Your brand’s most loyal fans are valueless if you aren’t using them to reach new audiences.
Having them around might make you feel warm and fuzzy, but in terms of growth, they’re a load of zeros. Why? Because they’re what content marketers call your first circle – people that your brand has so thoroughly captured that you cannot expect them to increase their purchasing or engagement any further. They’re lovely people, and were, perhaps, some of your first customers, but from a marketing perspective, it’s time to move on.
Move on to where, though?
Circles two and three.
The good news about circle two is that, through circle one, you’ve already engaged with most of them. This is because circle two consists largely of people who interact with circle one. They’re the friends, family and co-workers of your first circle, but unlike circle one, they aren’t customers. At least not yet.
In order to connect with circle two, you have to keep circle one happy. The righteous anger of a scorned first circler can turn their entire social network off your brand. In addition to pleasing circle one, you must also create content that appeals to brand outsiders, such as those in circle two. Circle one, out of loyalty, will push this content to circle two, even though it’s not particularly relevant to circle one themselves.
As long as your first circle remains loyal, it’s virtually certain that circle two will see your content. They might even become customers, but this is not necessarily a given as they have already been exposed to your brand through the first circle and if they were going to buy, they would likely have done so already. However, they are the primary route to the all-important third circle.
The third circle consists of potential customers who have never been exposed to your content. They are not subscribed to any of your social media outlets and can only be reached through the second circle. Put another way, they are the social connections (family, co-workers, etc.) of circle two.

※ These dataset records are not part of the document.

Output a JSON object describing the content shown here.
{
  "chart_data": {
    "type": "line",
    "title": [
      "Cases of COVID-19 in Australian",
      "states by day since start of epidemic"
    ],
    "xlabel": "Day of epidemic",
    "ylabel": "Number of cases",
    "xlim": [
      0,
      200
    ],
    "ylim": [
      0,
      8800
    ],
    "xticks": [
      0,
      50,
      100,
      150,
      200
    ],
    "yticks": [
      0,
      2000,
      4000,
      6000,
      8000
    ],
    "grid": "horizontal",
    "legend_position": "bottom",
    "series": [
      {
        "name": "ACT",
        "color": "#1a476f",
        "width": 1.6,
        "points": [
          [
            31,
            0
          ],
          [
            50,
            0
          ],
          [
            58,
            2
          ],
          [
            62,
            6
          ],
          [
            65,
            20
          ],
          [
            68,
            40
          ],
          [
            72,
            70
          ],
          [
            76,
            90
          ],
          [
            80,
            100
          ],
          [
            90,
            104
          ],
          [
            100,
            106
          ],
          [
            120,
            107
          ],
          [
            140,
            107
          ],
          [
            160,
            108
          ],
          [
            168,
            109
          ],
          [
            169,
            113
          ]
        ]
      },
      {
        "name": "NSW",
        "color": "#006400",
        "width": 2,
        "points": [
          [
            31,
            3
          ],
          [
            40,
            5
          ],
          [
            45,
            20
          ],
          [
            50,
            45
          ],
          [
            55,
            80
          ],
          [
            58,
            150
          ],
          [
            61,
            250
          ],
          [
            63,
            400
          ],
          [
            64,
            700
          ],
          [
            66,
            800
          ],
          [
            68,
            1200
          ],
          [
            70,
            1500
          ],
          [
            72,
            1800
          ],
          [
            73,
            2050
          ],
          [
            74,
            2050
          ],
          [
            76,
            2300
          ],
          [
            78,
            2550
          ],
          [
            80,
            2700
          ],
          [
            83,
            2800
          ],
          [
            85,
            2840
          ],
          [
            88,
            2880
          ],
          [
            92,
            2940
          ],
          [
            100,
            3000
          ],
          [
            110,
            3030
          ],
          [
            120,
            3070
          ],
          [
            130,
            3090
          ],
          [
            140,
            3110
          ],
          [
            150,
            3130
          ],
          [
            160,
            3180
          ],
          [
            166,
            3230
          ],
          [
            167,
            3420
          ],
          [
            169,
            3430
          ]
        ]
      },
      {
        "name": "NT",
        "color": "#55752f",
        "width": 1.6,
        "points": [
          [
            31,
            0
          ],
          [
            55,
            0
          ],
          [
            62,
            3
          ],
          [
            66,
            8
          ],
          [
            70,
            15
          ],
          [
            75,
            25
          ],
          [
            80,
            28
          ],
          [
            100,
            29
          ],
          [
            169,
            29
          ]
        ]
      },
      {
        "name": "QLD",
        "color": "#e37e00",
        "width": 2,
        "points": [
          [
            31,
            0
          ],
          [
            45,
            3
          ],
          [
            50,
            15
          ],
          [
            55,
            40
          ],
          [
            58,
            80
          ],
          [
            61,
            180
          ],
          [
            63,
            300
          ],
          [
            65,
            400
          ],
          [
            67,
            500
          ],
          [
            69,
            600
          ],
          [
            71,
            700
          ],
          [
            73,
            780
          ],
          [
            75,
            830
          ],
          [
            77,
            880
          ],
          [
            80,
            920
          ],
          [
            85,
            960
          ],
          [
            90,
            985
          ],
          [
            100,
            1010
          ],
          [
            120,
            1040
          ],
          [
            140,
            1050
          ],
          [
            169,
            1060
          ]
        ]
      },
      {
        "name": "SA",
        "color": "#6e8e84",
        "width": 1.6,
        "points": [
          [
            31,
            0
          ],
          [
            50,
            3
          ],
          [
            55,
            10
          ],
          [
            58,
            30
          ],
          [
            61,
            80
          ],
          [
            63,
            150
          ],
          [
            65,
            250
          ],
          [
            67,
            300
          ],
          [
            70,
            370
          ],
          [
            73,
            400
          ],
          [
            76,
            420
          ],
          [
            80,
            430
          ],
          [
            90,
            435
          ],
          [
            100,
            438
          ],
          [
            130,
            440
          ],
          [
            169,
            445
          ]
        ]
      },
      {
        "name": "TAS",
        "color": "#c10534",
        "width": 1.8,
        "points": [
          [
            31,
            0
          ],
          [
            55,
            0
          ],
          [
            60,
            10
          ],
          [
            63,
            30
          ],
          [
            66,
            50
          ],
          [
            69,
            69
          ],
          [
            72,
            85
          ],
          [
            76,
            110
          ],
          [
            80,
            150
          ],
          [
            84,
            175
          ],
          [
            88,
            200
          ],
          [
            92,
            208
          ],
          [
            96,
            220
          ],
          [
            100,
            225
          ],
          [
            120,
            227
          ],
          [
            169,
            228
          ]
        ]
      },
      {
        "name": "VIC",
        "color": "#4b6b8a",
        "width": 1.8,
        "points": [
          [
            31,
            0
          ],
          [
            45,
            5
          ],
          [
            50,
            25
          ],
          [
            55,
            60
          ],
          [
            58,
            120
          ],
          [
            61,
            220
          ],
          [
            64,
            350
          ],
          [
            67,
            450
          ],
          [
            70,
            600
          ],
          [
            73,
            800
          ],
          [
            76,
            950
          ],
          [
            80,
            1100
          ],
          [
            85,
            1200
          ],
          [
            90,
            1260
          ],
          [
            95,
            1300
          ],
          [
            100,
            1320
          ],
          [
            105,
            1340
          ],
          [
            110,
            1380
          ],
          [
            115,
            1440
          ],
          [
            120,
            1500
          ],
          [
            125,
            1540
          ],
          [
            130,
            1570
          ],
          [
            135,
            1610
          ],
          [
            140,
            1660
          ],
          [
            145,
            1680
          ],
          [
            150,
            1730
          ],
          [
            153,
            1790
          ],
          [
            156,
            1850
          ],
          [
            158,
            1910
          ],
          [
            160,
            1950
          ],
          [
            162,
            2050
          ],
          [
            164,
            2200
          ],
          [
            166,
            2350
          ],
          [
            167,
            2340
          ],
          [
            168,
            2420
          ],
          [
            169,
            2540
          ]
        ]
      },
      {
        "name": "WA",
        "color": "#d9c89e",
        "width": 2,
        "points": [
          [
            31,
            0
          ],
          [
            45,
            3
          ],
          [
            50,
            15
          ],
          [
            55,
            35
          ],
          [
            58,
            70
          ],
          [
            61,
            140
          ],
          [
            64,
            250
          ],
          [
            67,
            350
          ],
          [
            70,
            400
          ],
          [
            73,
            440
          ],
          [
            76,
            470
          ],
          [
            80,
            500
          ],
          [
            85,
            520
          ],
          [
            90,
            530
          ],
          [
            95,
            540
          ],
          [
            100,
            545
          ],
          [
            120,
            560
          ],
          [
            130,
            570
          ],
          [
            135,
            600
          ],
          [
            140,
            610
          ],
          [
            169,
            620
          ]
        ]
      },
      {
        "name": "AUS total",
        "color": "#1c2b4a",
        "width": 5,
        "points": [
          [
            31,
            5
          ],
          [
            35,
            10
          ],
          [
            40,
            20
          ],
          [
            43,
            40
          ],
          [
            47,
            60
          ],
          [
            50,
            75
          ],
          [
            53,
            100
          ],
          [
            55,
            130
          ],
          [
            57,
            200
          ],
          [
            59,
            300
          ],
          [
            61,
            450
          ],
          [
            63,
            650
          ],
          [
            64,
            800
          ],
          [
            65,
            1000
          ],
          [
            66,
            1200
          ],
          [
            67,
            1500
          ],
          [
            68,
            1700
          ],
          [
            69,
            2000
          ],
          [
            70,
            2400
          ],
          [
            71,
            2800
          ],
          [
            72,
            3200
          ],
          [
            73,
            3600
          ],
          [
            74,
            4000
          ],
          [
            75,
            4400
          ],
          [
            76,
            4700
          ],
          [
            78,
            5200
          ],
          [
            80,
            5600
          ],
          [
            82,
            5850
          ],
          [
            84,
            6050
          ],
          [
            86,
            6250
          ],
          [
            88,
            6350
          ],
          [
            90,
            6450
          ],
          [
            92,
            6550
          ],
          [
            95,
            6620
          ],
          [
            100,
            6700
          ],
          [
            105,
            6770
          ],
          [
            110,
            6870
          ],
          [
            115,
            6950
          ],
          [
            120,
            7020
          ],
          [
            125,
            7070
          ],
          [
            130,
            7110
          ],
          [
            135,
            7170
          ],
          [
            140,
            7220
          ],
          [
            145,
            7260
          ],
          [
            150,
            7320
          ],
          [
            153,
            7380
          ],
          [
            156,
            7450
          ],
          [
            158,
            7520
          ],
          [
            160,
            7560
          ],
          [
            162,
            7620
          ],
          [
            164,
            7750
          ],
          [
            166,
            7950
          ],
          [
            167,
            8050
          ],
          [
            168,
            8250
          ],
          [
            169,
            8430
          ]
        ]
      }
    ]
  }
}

Once again, content that appeals to outsiders is required if circle two is to be counted on to spread the word. The majority of new customers that your content marketing generates will come from the third circle.
In light of this, a good content marketer will provide their audience with two types of content. The first type tightens the bonds between your brand and the first circle; the second targets those who have not yet bought your product and may have very little industry knowledge.
For the first type, good content should explore the deeper features of your product, acting almost as a form of customer service or training. For the second type, your content should explain not only your product but also the industry in which it exists. This content is for people who know they have a need, but aren’t sure what that need is, let alone how it should be filled.